Honey soothed horses all the way down the line. They’d picked up on the tension in the air, growing uneasy in their stalls, whickering to one another, and pawing the ground as they passed.

Rafael made a hand gesture, alerting Honey to the presence of company inside one of the dark stalls. She positioned herself to cover him. “Show yourself, hands up! Now!”

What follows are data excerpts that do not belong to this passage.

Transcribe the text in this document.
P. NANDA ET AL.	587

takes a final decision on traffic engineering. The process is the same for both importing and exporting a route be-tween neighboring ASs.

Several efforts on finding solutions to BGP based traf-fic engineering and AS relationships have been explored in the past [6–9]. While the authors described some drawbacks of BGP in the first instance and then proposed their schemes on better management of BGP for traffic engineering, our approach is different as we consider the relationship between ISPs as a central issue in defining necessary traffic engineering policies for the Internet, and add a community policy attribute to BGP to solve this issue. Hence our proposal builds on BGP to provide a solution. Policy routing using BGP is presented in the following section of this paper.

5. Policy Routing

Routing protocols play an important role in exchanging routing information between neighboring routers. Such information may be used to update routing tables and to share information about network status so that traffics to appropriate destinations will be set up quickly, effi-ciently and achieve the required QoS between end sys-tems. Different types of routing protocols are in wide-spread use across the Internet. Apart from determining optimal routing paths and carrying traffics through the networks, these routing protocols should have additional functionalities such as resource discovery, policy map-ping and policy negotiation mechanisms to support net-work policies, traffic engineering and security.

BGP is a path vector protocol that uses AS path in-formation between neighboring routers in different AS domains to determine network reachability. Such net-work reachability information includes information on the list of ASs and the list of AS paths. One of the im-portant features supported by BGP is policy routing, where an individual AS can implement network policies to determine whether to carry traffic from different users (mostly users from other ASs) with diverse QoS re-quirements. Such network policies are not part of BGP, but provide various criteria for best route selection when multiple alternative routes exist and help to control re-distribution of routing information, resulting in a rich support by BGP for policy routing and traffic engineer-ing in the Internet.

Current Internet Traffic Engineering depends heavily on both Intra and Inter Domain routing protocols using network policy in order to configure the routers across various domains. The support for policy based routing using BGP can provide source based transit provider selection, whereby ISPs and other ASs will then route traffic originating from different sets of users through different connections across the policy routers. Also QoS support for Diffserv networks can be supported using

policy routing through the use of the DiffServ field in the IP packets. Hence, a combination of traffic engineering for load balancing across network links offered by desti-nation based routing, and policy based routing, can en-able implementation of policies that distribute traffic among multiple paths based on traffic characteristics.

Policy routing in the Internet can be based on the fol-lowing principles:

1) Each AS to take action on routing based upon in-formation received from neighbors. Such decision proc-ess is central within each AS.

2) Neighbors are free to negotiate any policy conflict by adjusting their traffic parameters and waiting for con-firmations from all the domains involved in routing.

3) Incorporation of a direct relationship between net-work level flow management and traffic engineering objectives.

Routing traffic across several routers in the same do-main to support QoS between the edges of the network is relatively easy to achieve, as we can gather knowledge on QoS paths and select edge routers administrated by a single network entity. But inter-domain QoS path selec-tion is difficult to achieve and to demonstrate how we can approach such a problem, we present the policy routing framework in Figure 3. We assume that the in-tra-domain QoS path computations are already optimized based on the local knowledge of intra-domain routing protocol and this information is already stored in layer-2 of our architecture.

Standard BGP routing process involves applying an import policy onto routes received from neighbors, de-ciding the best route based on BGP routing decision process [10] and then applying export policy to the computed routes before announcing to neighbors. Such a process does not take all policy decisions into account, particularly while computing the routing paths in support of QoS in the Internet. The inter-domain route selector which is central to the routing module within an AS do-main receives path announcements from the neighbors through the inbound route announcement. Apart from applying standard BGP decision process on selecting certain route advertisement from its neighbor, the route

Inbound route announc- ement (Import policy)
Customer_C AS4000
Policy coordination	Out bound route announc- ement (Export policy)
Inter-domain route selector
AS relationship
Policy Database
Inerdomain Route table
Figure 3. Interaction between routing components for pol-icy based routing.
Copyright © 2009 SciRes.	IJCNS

After a few seconds, a dark-haired woman, dressed in a red puffy coat and jeans, stepped into the light from the dark corner of the empty stall. Feet spread, she gave him a hostile look, a shotgun held firmly in her hands. “
You
put
your
hands up!”

She was no tango, but he had to admire her guts. “Know her?”

“Put the gun down, Amber! It’s me.”

The muzzle lifted. “Show your face!”

Honey lifted her goggles on top of her head.

The woman glanced between them, then back to him. “Prove your identity!” She addressed Honey, and she was pissed enough not to care that he, too had his weapon drawn, and
his
hands weren’t white-knuckled or shaking.

“Your name’s Amber Dye, you’ve been my stable manager for three years, you- Hell- what else? Ah- When you aren’t in here, you’re reading. In fact, a lot of the time when you’re in here, you’re reading. Put the shotgun down before my friend here decides to shoot and ask questions later. What’s happening at the house?”

Looking uncertain, Amber hesitated then placed the shotgun carefully on the floor. “How do I know you’re not the same woman who started shooting up the place this afternoon?”

“Let’s just go on faith here, and say I’m not. Some woman impersonating me is inside?”

“You-
she
arrived in a cab just after lunch. The only reason Cindi opened the door against instructions, was because you were hurt so bad.” She scanned Honey with suspicion.